Here's a few photos that should show how high the deer numbers once were on the farm. Note the well warn path in the crop and the beaten down fencing.

























In September the owner started to fence of that part of the farm from the public forest.


----------



## On a call (Mar 3, 2010)

That looks like a good way to install fence. Sure beats my digging holes for the posts.

The fence looks tall enough. I used to have to use 8 foot high fences...it kept in the tame ones..but the wild ones still were able to jump it.


----------



## Mattuk (Oct 16, 2010)

Hamish and I put it up. Nothing is getting over it but its only half way around the field, as it cost $24,000 so far Tom's going to finish it off next year. I love stock fencing.


----------



## youngdon (Mar 10, 2010)

Give bar-d a call, He'll come finish it for you, he'll bring mini-him along as an interpreter.


----------



## Mattuk (Oct 16, 2010)

We don't need any help thanks Don, we know how to put a fence up!


----------



## youngdon (Mar 10, 2010)

Humor Matt Humor


----------



## Mattuk (Oct 16, 2010)

Ok sorry Sir.


----------



## youngdon (Mar 10, 2010)

You should know I wouldn't dish out an insult to you Matthew.


----------



## Mattuk (Oct 16, 2010)

Yes Sir, won't happen again.


----------



## On a call (Mar 3, 2010)

Geeze you guys...like a couple ol hens.









You are right. I like that fence also it is easy to hang, stretch, and tie together. I am however currious about the chicken wire along the bottom. I am guessing to keep out the rabbits and fox ?


----------



## Mattuk (Oct 16, 2010)

Its rabbit netting, if they want to dig under then they can. When we do rabbit fencing we dig a trench a foot deep, bang the posts in and then drop the netting in the ground and fold the soil back over it.


----------



## On a call (Mar 3, 2010)

Yeah I guessed that was fence was being used for that purpose. That seems like a lot of extra work digging a trench to drop that into. But then...it is what it is. Hope it does not rust out on you guys too quickly. Good job by the way.

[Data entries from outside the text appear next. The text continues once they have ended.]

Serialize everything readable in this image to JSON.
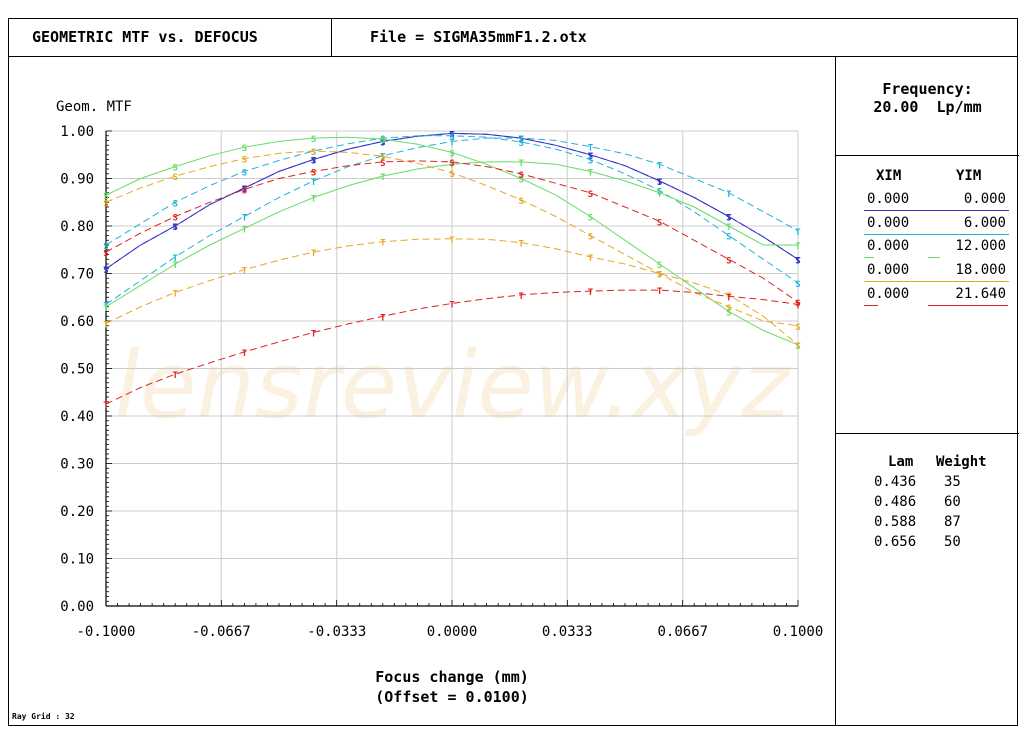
{
  "header": {
    "title": "GEOMETRIC MTF vs. DEFOCUS",
    "file": "File = SIGMA35mmF1.2.otx"
  },
  "side": {
    "frequency_label": "Frequency:",
    "frequency_value": "20.00  Lp/mm",
    "field_headers": [
      "XIM",
      "YIM"
    ],
    "fields": [
      {
        "xim": "0.000",
        "yim": "0.000",
        "color": "#3333cc"
      },
      {
        "xim": "0.000",
        "yim": "6.000",
        "color": "#22b4d8"
      },
      {
        "xim": "0.000",
        "yim": "12.000",
        "color": "#66dd66"
      },
      {
        "xim": "0.000",
        "yim": "18.000",
        "color": "#e6a822"
      },
      {
        "xim": "0.000",
        "yim": "21.640",
        "color": "#dd2222"
      }
    ],
    "wavelength_headers": [
      "Lam",
      "Weight"
    ],
    "wavelengths": [
      {
        "lam": "0.436",
        "weight": "35"
      },
      {
        "lam": "0.486",
        "weight": "60"
      },
      {
        "lam": "0.588",
        "weight": "87"
      },
      {
        "lam": "0.656",
        "weight": "50"
      }
    ]
  },
  "footer": {
    "ray_grid": "Ray Grid : 32"
  },
  "watermark": "lensreview.xyz",
  "chart_data": {
    "type": "line",
    "title": "",
    "ylabel": "Geom. MTF",
    "xlabel": "Focus change (mm)",
    "xlabel2": "(Offset = 0.0100)",
    "xlim": [
      -0.1,
      0.1
    ],
    "ylim": [
      0.0,
      1.0
    ],
    "grid": true,
    "xticks": [
      "-0.1000",
      "-0.0667",
      "-0.0333",
      "0.0000",
      "0.0333",
      "0.0667",
      "0.1000"
    ],
    "xtick_values": [
      -0.1,
      -0.0667,
      -0.0333,
      0.0,
      0.0333,
      0.0667,
      0.1
    ],
    "yticks": [
      "0.00",
      "0.10",
      "0.20",
      "0.30",
      "0.40",
      "0.50",
      "0.60",
      "0.70",
      "0.80",
      "0.90",
      "1.00"
    ],
    "x": [
      -0.1,
      -0.09,
      -0.08,
      -0.07,
      -0.06,
      -0.05,
      -0.04,
      -0.03,
      -0.02,
      -0.01,
      0.0,
      0.01,
      0.02,
      0.03,
      0.04,
      0.05,
      0.06,
      0.07,
      0.08,
      0.09,
      0.1
    ],
    "series": [
      {
        "name": "YIM 0.000 S",
        "color": "#3333cc",
        "dash": false,
        "marker": "S",
        "values": [
          0.71,
          0.76,
          0.8,
          0.845,
          0.88,
          0.915,
          0.94,
          0.962,
          0.978,
          0.989,
          0.995,
          0.993,
          0.985,
          0.97,
          0.95,
          0.927,
          0.895,
          0.86,
          0.82,
          0.777,
          0.73
        ]
      },
      {
        "name": "YIM 0.000 T",
        "color": "#3333cc",
        "dash": true,
        "marker": "T",
        "values": [
          0.71,
          0.76,
          0.8,
          0.845,
          0.88,
          0.915,
          0.94,
          0.962,
          0.978,
          0.989,
          0.995,
          0.993,
          0.985,
          0.97,
          0.95,
          0.927,
          0.895,
          0.86,
          0.82,
          0.777,
          0.73
        ]
      },
      {
        "name": "YIM 6.000 S",
        "color": "#22b4d8",
        "dash": true,
        "marker": "S",
        "values": [
          0.76,
          0.805,
          0.85,
          0.885,
          0.915,
          0.938,
          0.958,
          0.973,
          0.985,
          0.99,
          0.99,
          0.987,
          0.977,
          0.962,
          0.94,
          0.91,
          0.875,
          0.83,
          0.78,
          0.73,
          0.68
        ]
      },
      {
        "name": "YIM 6.000 T",
        "color": "#22b4d8",
        "dash": true,
        "marker": "T",
        "values": [
          0.635,
          0.685,
          0.735,
          0.78,
          0.82,
          0.86,
          0.895,
          0.925,
          0.948,
          0.965,
          0.978,
          0.985,
          0.985,
          0.98,
          0.967,
          0.952,
          0.93,
          0.9,
          0.87,
          0.83,
          0.79
        ]
      },
      {
        "name": "YIM 12.000 S",
        "color": "#66dd66",
        "dash": false,
        "marker": "S",
        "values": [
          0.865,
          0.9,
          0.925,
          0.948,
          0.966,
          0.978,
          0.985,
          0.987,
          0.983,
          0.972,
          0.955,
          0.93,
          0.9,
          0.865,
          0.82,
          0.77,
          0.72,
          0.67,
          0.62,
          0.58,
          0.55
        ]
      },
      {
        "name": "YIM 12.000 T",
        "color": "#66dd66",
        "dash": false,
        "marker": "T",
        "values": [
          0.63,
          0.675,
          0.72,
          0.76,
          0.795,
          0.83,
          0.86,
          0.885,
          0.905,
          0.92,
          0.93,
          0.935,
          0.935,
          0.93,
          0.915,
          0.895,
          0.87,
          0.84,
          0.8,
          0.76,
          0.76
        ]
      },
      {
        "name": "YIM 18.000 S",
        "color": "#e6a822",
        "dash": true,
        "marker": "S",
        "values": [
          0.85,
          0.88,
          0.905,
          0.925,
          0.942,
          0.953,
          0.958,
          0.955,
          0.947,
          0.932,
          0.912,
          0.885,
          0.855,
          0.82,
          0.78,
          0.74,
          0.7,
          0.66,
          0.63,
          0.6,
          0.59
        ]
      },
      {
        "name": "YIM 18.000 T",
        "color": "#e6a822",
        "dash": true,
        "marker": "T",
        "values": [
          0.595,
          0.63,
          0.66,
          0.685,
          0.708,
          0.728,
          0.745,
          0.758,
          0.767,
          0.772,
          0.773,
          0.772,
          0.765,
          0.752,
          0.735,
          0.72,
          0.7,
          0.68,
          0.655,
          0.61,
          0.55
        ]
      },
      {
        "name": "YIM 21.640 S",
        "color": "#dd2222",
        "dash": true,
        "marker": "S",
        "values": [
          0.745,
          0.785,
          0.82,
          0.85,
          0.877,
          0.9,
          0.915,
          0.927,
          0.935,
          0.937,
          0.935,
          0.925,
          0.91,
          0.89,
          0.87,
          0.84,
          0.81,
          0.77,
          0.73,
          0.69,
          0.64
        ]
      },
      {
        "name": "YIM 21.640 T",
        "color": "#dd2222",
        "dash": true,
        "marker": "T",
        "values": [
          0.425,
          0.46,
          0.488,
          0.512,
          0.535,
          0.556,
          0.576,
          0.594,
          0.61,
          0.625,
          0.637,
          0.647,
          0.655,
          0.66,
          0.663,
          0.665,
          0.665,
          0.66,
          0.652,
          0.645,
          0.635
        ]
      }
    ]
  }
}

You are using fencing pliers correct ? I never knew how handy those were till I put up fence.


----------



## Mattuk (Oct 16, 2010)

The digger digs the trench and fills it back in so little work really. We have 3 or 4 different types of pliers. I would think 10 to 15 years for the wire to rust out. When deer, rabbit and pigeon damage cost you $32,000 a year on your rape crop a couple of $0000 every 10 years is nothing!


----------



## youngdon (Mar 10, 2010)

Are you growing rapeseed for cooking oil. They call it canola oil here.


----------



## Mattuk (Oct 16, 2010)

Yes for oil.


----------



## On a call (Mar 3, 2010)

Hmm are you for real on that seed and oil ?


----------



## youngdon (Mar 10, 2010)

Yes ! Google it !


----------



## Mattuk (Oct 16, 2010)

Brian do you use sunflower oil to cook with? Same thing happens with rape seed. Its crushed to get the oil.


----------



## On a call (Mar 3, 2010)

Olive oil here and peanut oil to deep dry in...and when I can sneak it in...bacon grease.

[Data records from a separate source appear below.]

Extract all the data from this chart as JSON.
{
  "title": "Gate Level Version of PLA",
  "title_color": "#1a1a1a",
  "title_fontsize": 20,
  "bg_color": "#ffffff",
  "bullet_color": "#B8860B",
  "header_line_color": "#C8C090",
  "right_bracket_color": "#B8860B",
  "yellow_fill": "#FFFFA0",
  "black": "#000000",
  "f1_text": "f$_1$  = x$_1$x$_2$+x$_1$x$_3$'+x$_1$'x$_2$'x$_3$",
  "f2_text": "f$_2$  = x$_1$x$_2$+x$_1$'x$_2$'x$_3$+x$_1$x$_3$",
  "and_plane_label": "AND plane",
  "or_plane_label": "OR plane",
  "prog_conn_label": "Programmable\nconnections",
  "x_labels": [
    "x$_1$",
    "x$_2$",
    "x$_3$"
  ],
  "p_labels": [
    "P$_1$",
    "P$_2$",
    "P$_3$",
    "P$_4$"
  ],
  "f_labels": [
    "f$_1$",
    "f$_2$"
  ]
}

I had some one tell me that canola oil was derived from petroium.


----------



## youngdon (Mar 10, 2010)

Someone lied to you.


----------



## On a call (Mar 3, 2010)

Well I had guessed as much.

Some thing like that would have been in the news right away.

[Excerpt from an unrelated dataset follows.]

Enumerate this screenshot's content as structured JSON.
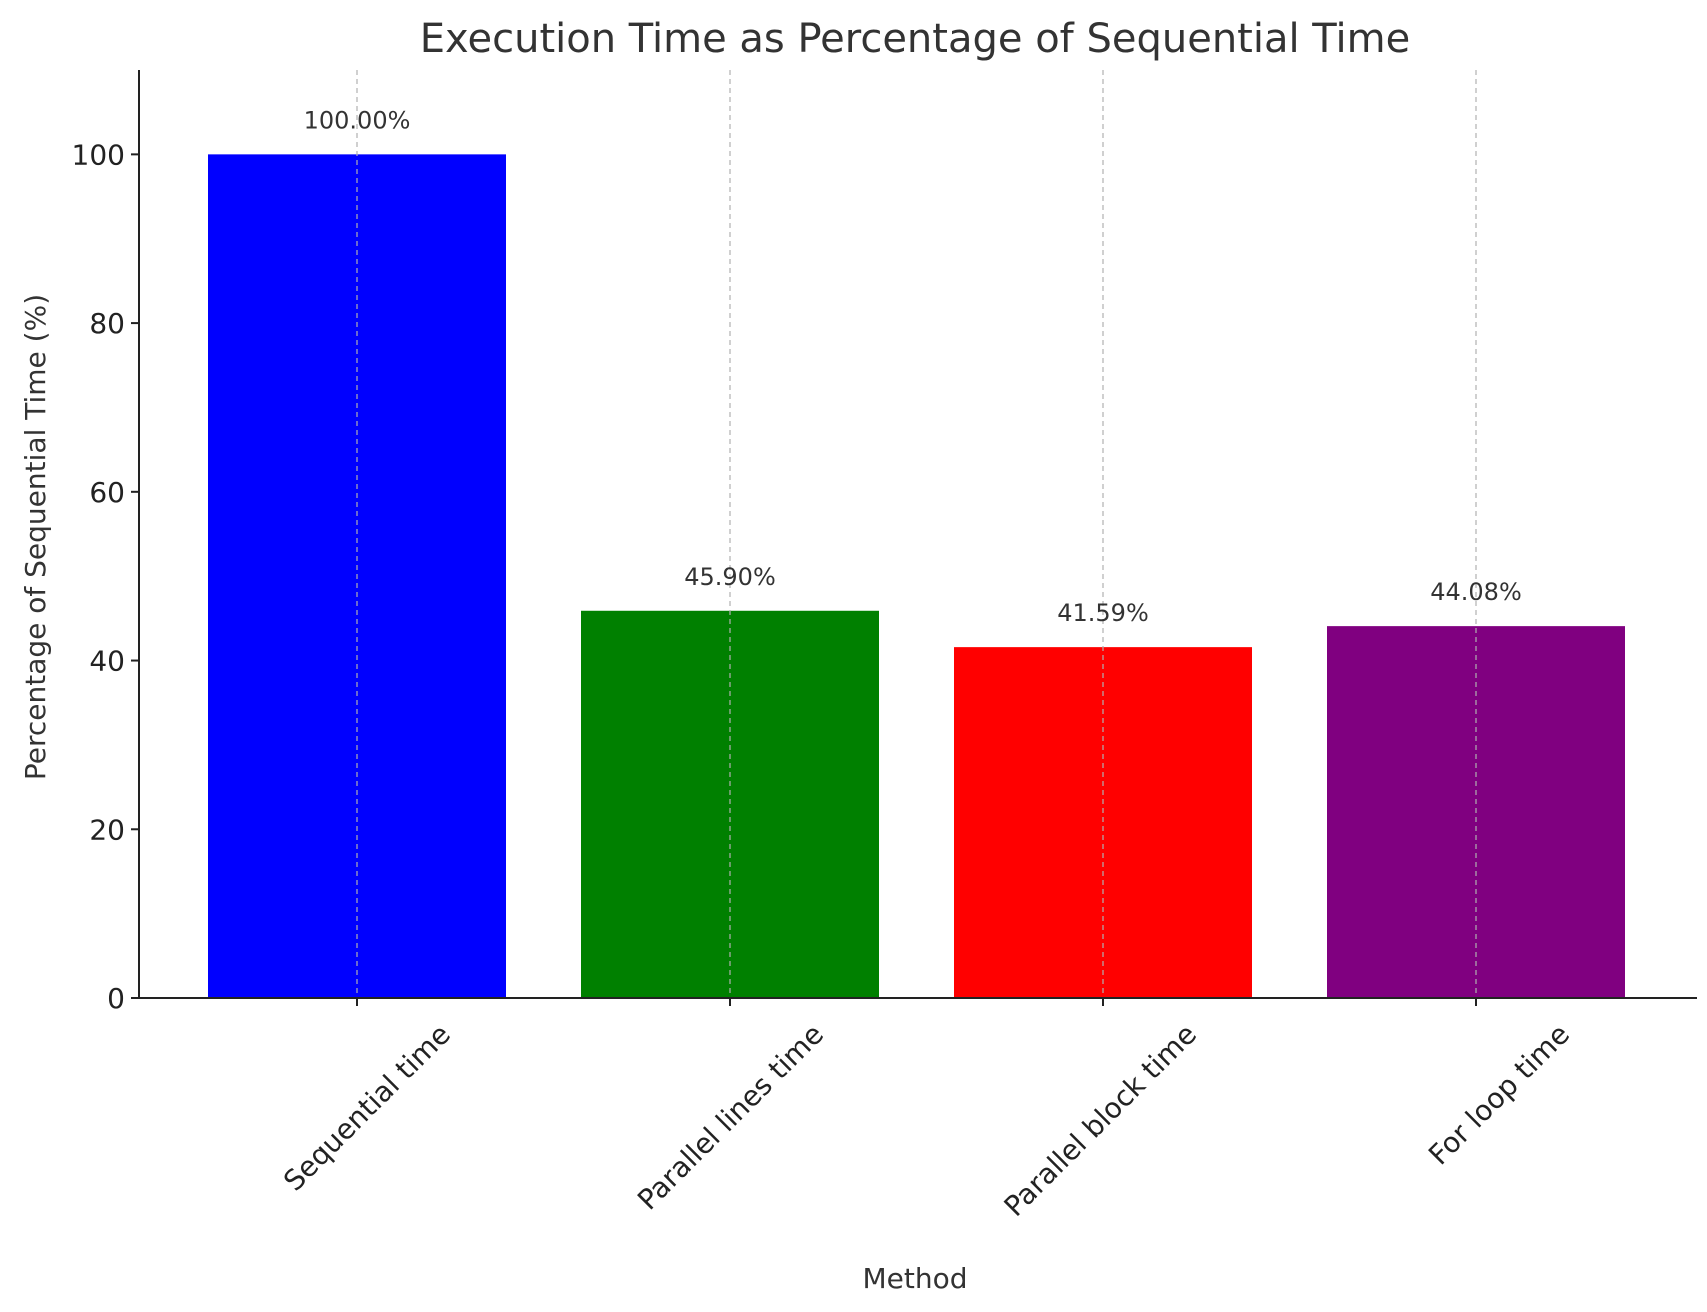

But still tend to use Olive and Peanut oil and even corn oil and once in awhile coconut oil.


----------



## youngdon (Mar 10, 2010)

FYI Olive oil only provides benefits when it is fresh. If you open a bottle use it within 6 weeks.


----------



## Mattuk (Oct 16, 2010)

We've got Gorden Ramsey!


----------



## On a call (Mar 3, 2010)

And we have Rachael Ray


----------



## Mattuk (Oct 16, 2010)

On a call said:


> And we have Rachael Ray


I was meaning Don and his knowledge of cooking oil. Sorry I didn't make myself clear.


----------



## On a call (Mar 3, 2010)

Oh ok...no problem...but we still have Rachael


----------